FDIC Proposes Changes in Safe Harbor Protection
Since 2000 and the adoption of 12 C.F.R. Part 360.6, the FDIC has provided important safe harbor protections to securitizations by confirming that in the event of a bank failure, the FDIC would not try to reclaim loans transferred into a securitization so long as an accounting sale had occurred. However, with the FASB's June 2009 changes in FAS 166 and 167, most securitizations will no longer meet the off-balance sheet standards for sale treatment when they take effect on January 1, 2010.
On November 12, 2009, the FDIC Board approved a transitional safe harbor that permanently grandfathered securitization or participations in process through March 31, 2010. The Advance Notice of Proposed Rulemaking will seek public comment on what standards should be applied to safe harbor treatment for transactions created after March 31.
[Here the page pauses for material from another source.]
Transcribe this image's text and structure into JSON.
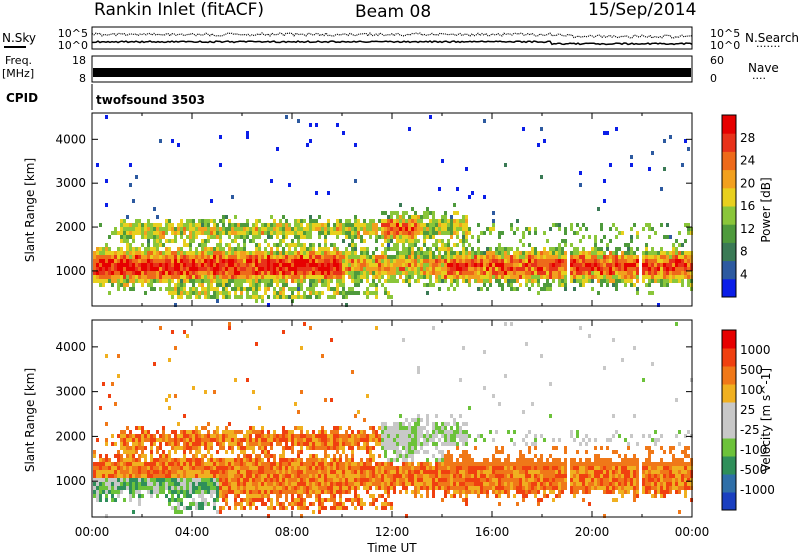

In an appearance on January 14 before the Financial Crisis Inquiry Commission, FDIC Chair Sheila Bair reasserted her support for recent accounting standard changes that will force companies, and banks in particular, to bring securitized assets on their balance sheet
Noting the need for higher capital and liquidity requirements for the largest financial firms, Bair said in prepared remarks, "Off-balance-sheet assets and conduits, which turned out to be not-so-remote from their parent organizations in the crisis, should be counted and capitalized on the balance sheet."
She added, "We fully support the changes that the Financial Accounting Standards Board (FASB) has implemented in FAS 166 and 167, which would accomplish the goals of bringing the off-balance-sheet assets and conduits back on institutions balance sheets."